Tive mesmo de sair da cidade e circundá-la por fora, coisa que o terreno que rodeia Tamanrasset permite por ser plano e maioritariamente de areia e terra. Demorei uma hora para chegar de uma ponta à outra da cidade, o que normalmente se faz em cinco minutos. A cidade tinha parado: a maioria das lojas estava fechada e o trânsito não existia. As ruas não estavam desertas porque alguns cidadãos tinham ido ver o presidente a fazer as suas visitas e inaugurações, mas a maior parte das pessoas que se viam na rua era mesmo constituída pela força policial. O presidente esteve em vários pontos da cidade e inaugurou as obras de maior destaque, que ainda não estavam acabadas. Omar, o engenheiro, explicou-me mais tarde que as obras na Argélia são inauguradas várias vezes antes de estarem concluídas por um ministro – ou presidente, neste caso – de cada vez. Enquanto me contava isto, sorria e abanava a cabeça em desaprovação.

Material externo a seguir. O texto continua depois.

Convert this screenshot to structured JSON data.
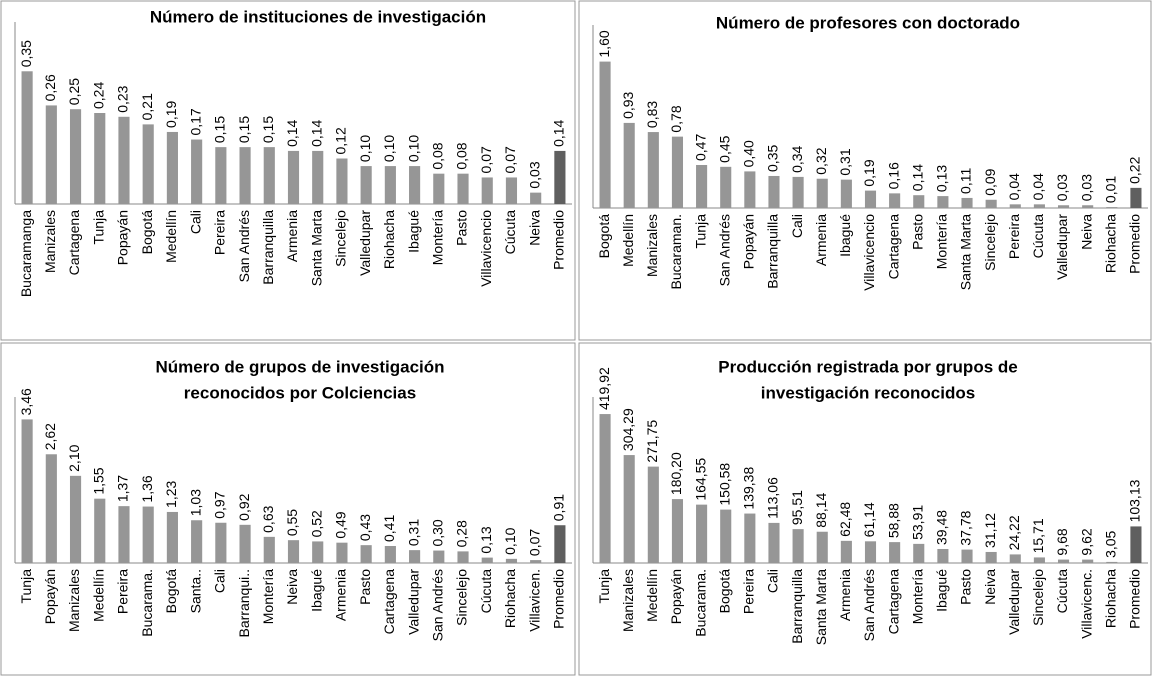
{
  "chart_data": [
    {
      "type": "bar",
      "title": [
        "Número de instituciones  de investigación"
      ],
      "categories": [
        "Bucaramanga",
        "Manizales",
        "Cartagena",
        "Tunja",
        "Popayán",
        "Bogotá",
        "Medellín",
        "Cali",
        "Pereira",
        "San Andrés",
        "Barranquilla",
        "Armenia",
        "Santa Marta",
        "Sincelejo",
        "Valledupar",
        "Riohacha",
        "Ibagué",
        "Montería",
        "Pasto",
        "Villavicencio",
        "Cúcuta",
        "Neiva",
        "Promedio"
      ],
      "values": [
        0.35,
        0.26,
        0.25,
        0.24,
        0.23,
        0.21,
        0.19,
        0.17,
        0.15,
        0.15,
        0.15,
        0.14,
        0.14,
        0.12,
        0.1,
        0.1,
        0.1,
        0.08,
        0.08,
        0.07,
        0.07,
        0.03,
        0.14
      ],
      "value_labels": [
        "0,35",
        "0,26",
        "0,25",
        "0,24",
        "0,23",
        "0,21",
        "0,19",
        "0,17",
        "0,15",
        "0,15",
        "0,15",
        "0,14",
        "0,14",
        "0,12",
        "0,10",
        "0,10",
        "0,10",
        "0,08",
        "0,08",
        "0,07",
        "0,07",
        "0,03",
        "0,14"
      ],
      "color": "#969696",
      "highlight": {
        "category": "Promedio",
        "color": "#5f5f5f"
      },
      "ylim": [
        0,
        0.48
      ]
    },
    {
      "type": "bar",
      "title": [
        "Número de profesores con doctorado"
      ],
      "categories": [
        "Bogotá",
        "Medellín",
        "Manizales",
        "Bucaraman.",
        "Tunja",
        "San Andrés",
        "Popayán",
        "Barranquilla",
        "Cali",
        "Armenia",
        "Ibagué",
        "Villavicencio",
        "Cartagena",
        "Pasto",
        "Montería",
        "Santa Marta",
        "Sincelejo",
        "Pereira",
        "Cúcuta",
        "Valledupar",
        "Neiva",
        "Riohacha",
        "Promedio"
      ],
      "values": [
        1.6,
        0.93,
        0.83,
        0.78,
        0.47,
        0.45,
        0.4,
        0.35,
        0.34,
        0.32,
        0.31,
        0.19,
        0.16,
        0.14,
        0.13,
        0.11,
        0.09,
        0.04,
        0.04,
        0.03,
        0.03,
        0.01,
        0.22
      ],
      "value_labels": [
        "1,60",
        "0,93",
        "0,83",
        "0,78",
        "0,47",
        "0,45",
        "0,40",
        "0,35",
        "0,34",
        "0,32",
        "0,31",
        "0,19",
        "0,16",
        "0,14",
        "0,13",
        "0,11",
        "0,09",
        "0,04",
        "0,04",
        "0,03",
        "0,03",
        "0,01",
        "0,22"
      ],
      "color": "#969696",
      "highlight": {
        "category": "Promedio",
        "color": "#5f5f5f"
      },
      "ylim": [
        0,
        2
      ]
    },
    {
      "type": "bar",
      "title": [
        "Número de grupos de investigación",
        "reconocidos por Colciencias"
      ],
      "categories": [
        "Tunja",
        "Popayán",
        "Manizales",
        "Medellín",
        "Pereira",
        "Bucarama.",
        "Bogotá",
        "Santa..",
        "Cali",
        "Barranqui..",
        "Montería",
        "Neiva",
        "Ibagué",
        "Armenia",
        "Pasto",
        "Cartagena",
        "Valledupar",
        "San Andrés",
        "Sincelejo",
        "Cúcuta",
        "Riohacha",
        "Villavicen.",
        "Promedio"
      ],
      "values": [
        3.46,
        2.62,
        2.1,
        1.55,
        1.37,
        1.36,
        1.23,
        1.03,
        0.97,
        0.92,
        0.63,
        0.55,
        0.52,
        0.49,
        0.43,
        0.41,
        0.31,
        0.3,
        0.28,
        0.13,
        0.1,
        0.07,
        0.91
      ],
      "value_labels": [
        "3,46",
        "2,62",
        "2,10",
        "1,55",
        "1,37",
        "1,36",
        "1,23",
        "1,03",
        "0,97",
        "0,92",
        "0,63",
        "0,55",
        "0,52",
        "0,49",
        "0,43",
        "0,41",
        "0,31",
        "0,30",
        "0,28",
        "0,13",
        "0,10",
        "0,07",
        "0,91"
      ],
      "color": "#969696",
      "highlight": {
        "category": "Promedio",
        "color": "#5f5f5f"
      },
      "ylim": [
        0,
        4
      ]
    },
    {
      "type": "bar",
      "title": [
        "Producción registrada por grupos de",
        "investigación reconocidos"
      ],
      "categories": [
        "Tunja",
        "Manizales",
        "Medellín",
        "Popayán",
        "Bucarama.",
        "Bogotá",
        "Pereira",
        "Cali",
        "Barranquilla",
        "Santa Marta",
        "Armenia",
        "San Andrés",
        "Cartagena",
        "Montería",
        "Ibagué",
        "Pasto",
        "Neiva",
        "Valledupar",
        "Sincelejo",
        "Cúcuta",
        "Villavicenc.",
        "Riohacha",
        "Promedio"
      ],
      "values": [
        419.92,
        304.29,
        271.75,
        180.2,
        164.55,
        150.58,
        139.38,
        113.06,
        95.51,
        88.14,
        62.48,
        61.14,
        58.88,
        53.91,
        39.48,
        37.78,
        31.12,
        24.22,
        15.71,
        9.68,
        9.62,
        3.05,
        103.13
      ],
      "value_labels": [
        "419,92",
        "304,29",
        "271,75",
        "180,20",
        "164,55",
        "150,58",
        "139,38",
        "113,06",
        "95,51",
        "88,14",
        "62,48",
        "61,14",
        "58,88",
        "53,91",
        "39,48",
        "37,78",
        "31,12",
        "24,22",
        "15,71",
        "9,68",
        "9,62",
        "3,05",
        "103,13"
      ],
      "color": "#969696",
      "highlight": {
        "category": "Promedio",
        "color": "#5f5f5f"
      },
      "ylim": [
        0,
        468
      ]
    }
  ]
}
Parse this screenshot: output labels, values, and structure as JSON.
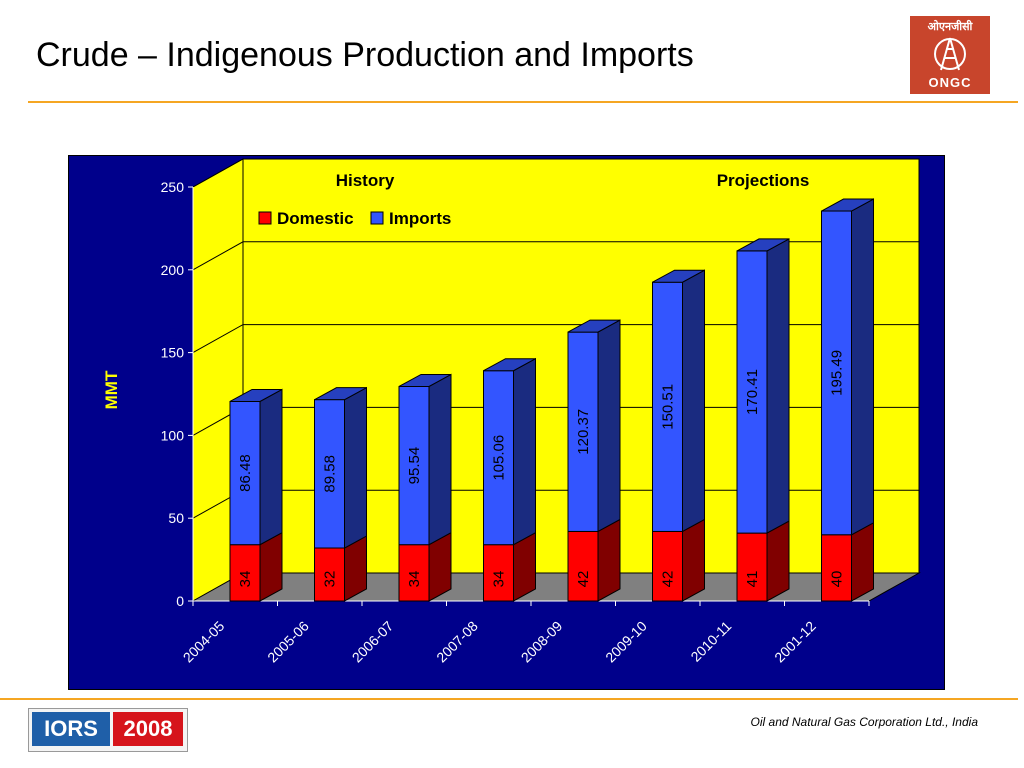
{
  "slide": {
    "title": "Crude – Indigenous Production and Imports",
    "footer": "Oil and Natural Gas Corporation Ltd., India",
    "rule_color": "#f5a623"
  },
  "logos": {
    "ongc": {
      "hindi": "ओएनजीसी",
      "text": "ONGC"
    },
    "iors": {
      "left": "IORS",
      "right": "2008"
    }
  },
  "chart_data": {
    "type": "bar",
    "stacked": true,
    "three_d": true,
    "categories": [
      "2004-05",
      "2005-06",
      "2006-07",
      "2007-08",
      "2008-09",
      "2009-10",
      "2010-11",
      "2001-12"
    ],
    "series": [
      {
        "name": "Domestic",
        "color": "#ff0000",
        "values": [
          34,
          32,
          34,
          34,
          42,
          42,
          41,
          40
        ]
      },
      {
        "name": "Imports",
        "color": "#3355ff",
        "values": [
          86.48,
          89.58,
          95.54,
          105.06,
          120.37,
          150.51,
          170.41,
          195.49
        ]
      }
    ],
    "ylabel": "MMT",
    "xlabel": "",
    "ylim": [
      0,
      250
    ],
    "yticks": [
      0,
      50,
      100,
      150,
      200,
      250
    ],
    "grid": true,
    "legend_position": "top-left",
    "annotations": [
      "History",
      "Projections"
    ],
    "colors": {
      "background": "#00008b",
      "plot_wall": "#ffff00",
      "floor": "#808080"
    }
  }
}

Lembrei-me várias vezes daquele dia na obra da Via Rápida do Barreiro em que era eu a informar dos cortes de trânsito e a deixar passar as figuras de estado. O Primeiro-Ministro nunca chegou a aparecer, mas entretanto já se produziu e apresentou ao público o Pandur II, o novo carro blindado de fabrico português.

Por norma, desde que conheci a Argélia e o eixo Tamanrasset-Niger, não gosto que digam que Portugal é um país do terceiro mundo, nem permito que o façam à minha frente sem um comentário de resposta. Mas a realidade é que de vez em quando encontro parecenças, sobretudo no que diz respeito à noção desfocada que os governos destes países têm do poder. Contudo, e por saber que no nosso país muito se faz de bom apesar disso, Portugal não deixa de ser, para mim, um paraíso. “O paraíso triste”, como lhe chamou Saint-Exupéry, e eu estou inclinado a concordar.

1 comentário:

maria pragana disse...

Se não há mais parecenças, é porque o nosso país pertence, não ao terceiro mundo, que isso é muito banal, mas ao trigésimo, que além do terceiro ostenta orgulhosamente um zero à frente!